Sukses

Pengertian Lexagin

Lexagin adalah obat yang mengandung Metamizole sodium monohydrate sebagai zat aktifnya. Lexagin digunakan untuk menurunkan demam dan mengatasi nyeri berat. Lexagin bekerja dengan cara menghambat enzim pembentuk prostaglandin. Prostaglandin adalah zat alami dalam tubuh yang menyebabkan nyeri dan demam.

Keterangan Lexagin

  • Golongan: Obat Keras
  • Kelas Terapi: Analgesik (Non-Opioid) & Antipiretik
  • Kandungan: Metamizole sodium monohydrate 500 mg
  • Bentuk: Kaplet
  • Satuan Penjualan: Strip
  • Kemasan: Box, 10 Strip @ 10 Kaplet
  • Farmasi: Molex Ayus.

Kegunaan Lexagin

Lexagin digunakan untuk menurunkan demam dan mengatasi nyeri berat.

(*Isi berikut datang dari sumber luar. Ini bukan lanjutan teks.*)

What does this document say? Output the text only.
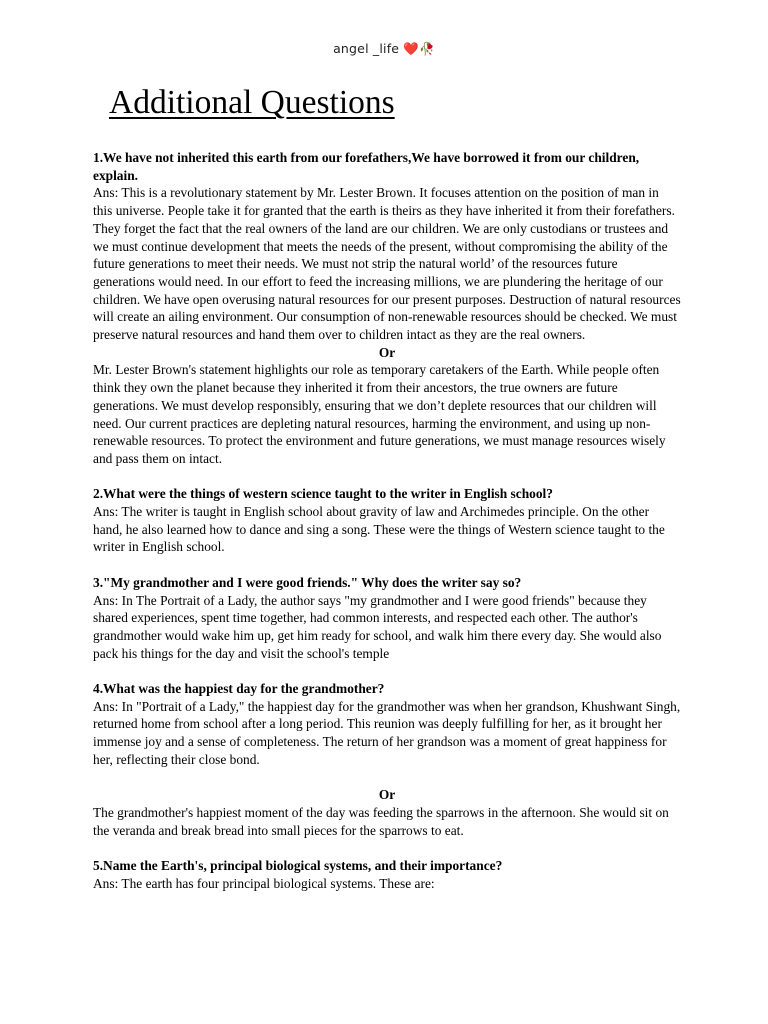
angel _life ❤️🥀
Additional Questions

1.We have not inherited this earth from our forefathers,We have borrowed it from our children, explain.

Ans: This is a revolutionary statement by Mr. Lester Brown. It focuses attention on the position of man in this universe. People take it for granted that the earth is theirs as they have inherited it from their forefathers. They forget the fact that the real owners of the land are our children. We are only custodians or trustees and we must continue development that meets the needs of the present, without compromising the ability of the future generations to meet their needs. We must not strip the natural world’ of the resources future generations would need. In our effort to feed the increasing millions, we are plundering the heritage of our children. We have open overusing natural resources for our present purposes. Destruction of natural resources will create an ailing environment. Our consumption of non-renewable resources should be checked. We must preserve natural resources and hand them over to children intact as they are the real owners.

Or

Mr. Lester Brown's statement highlights our role as temporary caretakers of the Earth. While people often think they own the planet because they inherited it from their ancestors, the true owners are future generations. We must develop responsibly, ensuring that we don’t deplete resources that our children will need. Our current practices are depleting natural resources, harming the environment, and using up non-renewable resources. To protect the environment and future generations, we must manage resources wisely and pass them on intact.

2.What were the things of western science taught to the writer in English school?

Ans: The writer is taught in English school about gravity of law and Archimedes principle. On the other hand, he also learned how to dance and sing a song. These were the things of Western science taught to the writer in English school.

3."My grandmother and I were good friends." Why does the writer say so?

Ans: In The Portrait of a Lady, the author says "my grandmother and I were good friends" because they shared experiences, spent time together, had common interests, and respected each other. The author's grandmother would wake him up, get him ready for school, and walk him there every day. She would also pack his things for the day and visit the school's temple

4.What was the happiest day for the grandmother?

Ans: In "Portrait of a Lady," the happiest day for the grandmother was when her grandson, Khushwant Singh, returned home from school after a long period. This reunion was deeply fulfilling for her, as it brought her immense joy and a sense of completeness. The return of her grandson was a moment of great happiness for her, reflecting their close bond.

Or

The grandmother's happiest moment of the day was feeding the sparrows in the afternoon. She would sit on the veranda and break bread into small pieces for the sparrows to eat.

5.Name the Earth's, principal biological systems, and their importance?

Ans: The earth has four principal biological systems. These are:
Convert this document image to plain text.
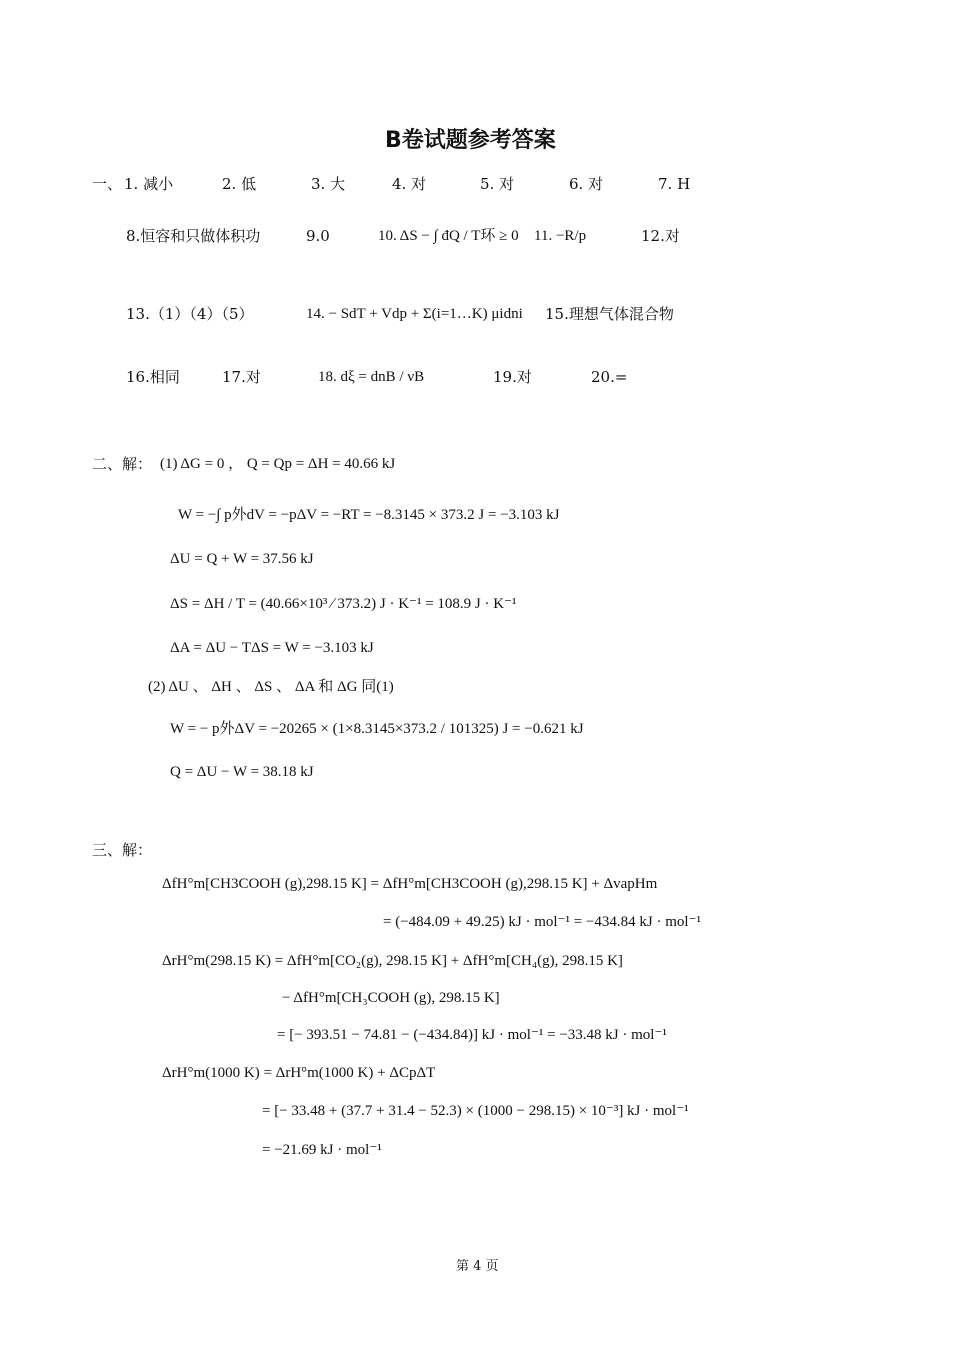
B卷试题参考答案
一、 1. 减小	2. 低	3. 大	4. 对	5. 对	6. 对	7. H
8.恒容和只做体积功	9.0	10. ΔS − ∫ đQ / T环 ≥ 0 11. −R/p	12.对
13.（1）（4）（5）	14. − SdT + Vdp + Σ(i=1…K) μidni 15.理想气体混合物
16.相同	17.对	18. dξ = dnB / νB	19.对	20.=
二、解： (1) ΔG = 0 ， Q = Qp = ΔH = 40.66 kJ
W = −∫ p外dV = −pΔV = −RT = −8.3145 × 373.2 J = −3.103 kJ
ΔU = Q + W = 37.56 kJ
ΔS = ΔH / T = (40.66×10³ ∕ 373.2) J · K⁻¹ = 108.9 J · K⁻¹
ΔA = ΔU − TΔS = W = −3.103 kJ
(2) ΔU 、 ΔH 、 ΔS 、 ΔA 和 ΔG 同(1)
W = − p外ΔV = −20265 × (1×8.3145×373.2 / 101325) J = −0.621 kJ
Q = ΔU − W = 38.18 kJ
三、解：
ΔfH°m[CH3COOH (g),298.15 K] = ΔfH°m[CH3COOH (g),298.15 K] + ΔvapHm
= (−484.09 + 49.25) kJ · mol⁻¹ = −434.84 kJ · mol⁻¹
ΔrH°m(298.15 K) = ΔfH°m[CO₂(g), 298.15 K] + ΔfH°m[CH₄(g), 298.15 K]
− ΔfH°m[CH₃COOH (g), 298.15 K]
= [− 393.51 − 74.81 − (−434.84)] kJ · mol⁻¹ = −33.48 kJ · mol⁻¹
ΔrH°m(1000 K) = ΔrH°m(1000 K) + ΔCpΔT
= [− 33.48 + (37.7 + 31.4 − 52.3) × (1000 − 298.15) × 10⁻³] kJ · mol⁻¹
= −21.69 kJ · mol⁻¹
第 4 页
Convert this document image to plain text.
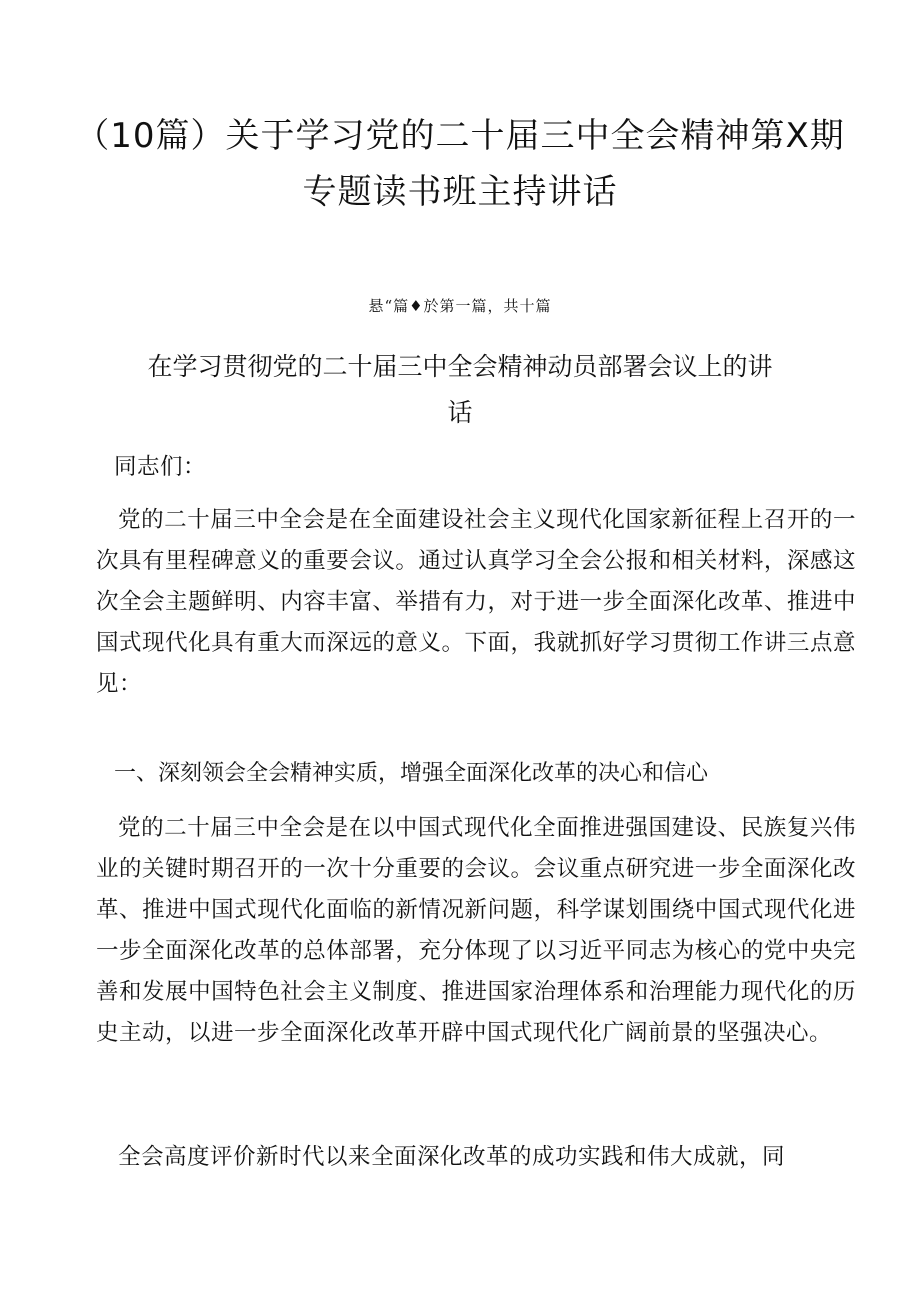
（10篇）关于学习党的二十届三中全会精神第X期
专题读书班主持讲话
悬“篇♦於第一篇，共十篇
在学习贯彻党的二十届三中全会精神动员部署会议上的讲
话

同志们：

党的二十届三中全会是在全面建设社会主义现代化国家新征程上召开的一次具有里程碑意义的重要会议。通过认真学习全会公报和相关材料，深感这次全会主题鲜明、内容丰富、举措有力，对于进一步全面深化改革、推进中国式现代化具有重大而深远的意义。下面，我就抓好学习贯彻工作讲三点意见：

一、深刻领会全会精神实质，增强全面深化改革的决心和信心

党的二十届三中全会是在以中国式现代化全面推进强国建设、民族复兴伟业的关键时期召开的一次十分重要的会议。会议重点研究进一步全面深化改革、推进中国式现代化面临的新情况新问题，科学谋划围绕中国式现代化进一步全面深化改革的总体部署，充分体现了以习近平同志为核心的党中央完善和发展中国特色社会主义制度、推进国家治理体系和治理能力现代化的历史主动，以进一步全面深化改革开辟中国式现代化广阔前景的坚强决心。

全会高度评价新时代以来全面深化改革的成功实践和伟大成就，同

Dosis & Cara Penggunaan Lexagin

Lexagin merupakan obat yang termasuk ke dalam golongan obat keras sehingga pada setiap pembeliannya harus menggunakan resep dokter. Selain itu, dosis penggunaan Lexagin juga harus dikonsultasikan dengan dokter terlebih dahulu sebelum digunakan, karena dosis penggunaannya berbeda-beda setiap individu.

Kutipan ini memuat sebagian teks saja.